Photos By : Life In Chandigarh
“Right from the dawn of civilization highly aesthetic and perfect clothes were wo in India. Both men and women wore similar clothes and it is only in the last few centuries that distinct clothes for both the sexes have come into use. ‘Dhotis’ took form of ‘patloons’ and ‘salwars’, respectively. What we wear today is definitely an extension from the past,” says Nimrat.
The period designer has worked on different concepts like introducing the true heritage of undivided Punjab through the period costumes. She has also tried to bring back some lost forms of Mughal fashion, which were characterized by their pomposity and grandeur, their flair and flow. “One of my collections has depicted the royal clothes during the period of the Nawabs of India, while another has recreated the true Marwari tradition of clothing and so on.”
She stands committed to recapitulate the old technique of hand embroideries along with an acknowledgment of the rich culture of Indian provinces. The matchless beauty of the fine carvings at the famous Dilwara temples in Mount Abu inspired her for a short anarkali look. “I incorporated its 16 ‘vidhydevis’ (musical goddesses) motifs on the 16 ‘kalis’,” she says, adding that her outfits reflect a deep understanding of Indian tradition.

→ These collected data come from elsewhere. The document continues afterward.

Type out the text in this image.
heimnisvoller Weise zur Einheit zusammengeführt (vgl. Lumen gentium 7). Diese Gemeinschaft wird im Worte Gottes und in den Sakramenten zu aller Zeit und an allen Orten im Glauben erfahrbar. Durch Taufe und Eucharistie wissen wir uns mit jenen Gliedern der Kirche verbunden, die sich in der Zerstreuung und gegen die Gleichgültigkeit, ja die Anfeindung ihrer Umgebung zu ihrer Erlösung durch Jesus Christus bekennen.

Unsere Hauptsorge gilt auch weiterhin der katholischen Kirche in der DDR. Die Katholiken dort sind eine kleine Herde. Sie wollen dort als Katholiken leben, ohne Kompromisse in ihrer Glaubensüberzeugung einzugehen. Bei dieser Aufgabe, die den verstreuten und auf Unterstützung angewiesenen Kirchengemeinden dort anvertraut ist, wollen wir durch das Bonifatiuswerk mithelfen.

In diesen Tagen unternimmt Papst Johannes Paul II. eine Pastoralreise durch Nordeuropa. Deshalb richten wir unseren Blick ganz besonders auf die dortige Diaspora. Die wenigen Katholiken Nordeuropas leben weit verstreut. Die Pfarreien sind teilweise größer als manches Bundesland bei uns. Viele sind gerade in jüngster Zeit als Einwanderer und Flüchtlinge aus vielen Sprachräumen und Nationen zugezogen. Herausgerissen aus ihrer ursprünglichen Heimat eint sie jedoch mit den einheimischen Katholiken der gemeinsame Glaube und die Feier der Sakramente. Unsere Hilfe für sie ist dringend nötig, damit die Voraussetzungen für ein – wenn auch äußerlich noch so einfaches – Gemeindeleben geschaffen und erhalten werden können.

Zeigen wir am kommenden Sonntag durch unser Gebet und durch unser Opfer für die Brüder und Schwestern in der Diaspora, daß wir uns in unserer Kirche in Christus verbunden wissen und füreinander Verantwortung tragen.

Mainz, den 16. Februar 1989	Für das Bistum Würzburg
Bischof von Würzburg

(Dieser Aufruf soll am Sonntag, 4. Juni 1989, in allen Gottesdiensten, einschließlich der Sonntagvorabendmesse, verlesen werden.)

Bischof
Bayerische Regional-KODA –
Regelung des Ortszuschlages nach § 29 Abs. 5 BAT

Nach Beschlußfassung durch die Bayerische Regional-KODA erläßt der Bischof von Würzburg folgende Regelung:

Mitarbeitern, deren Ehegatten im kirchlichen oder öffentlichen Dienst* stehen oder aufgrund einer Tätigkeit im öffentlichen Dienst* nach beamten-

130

The focus is on bringing back the lost glory of Indian culture and its dressing habits. From elegant party suits, lehengas and anarkalis to royal angrakhas, achkans and pashtuns, she tries to bestow magnificence in every work she creates.
Nimrat soon plans to launch some grand designs for brides-to-be. She is also intending to do men’s wear which will include sherwanis and achkans.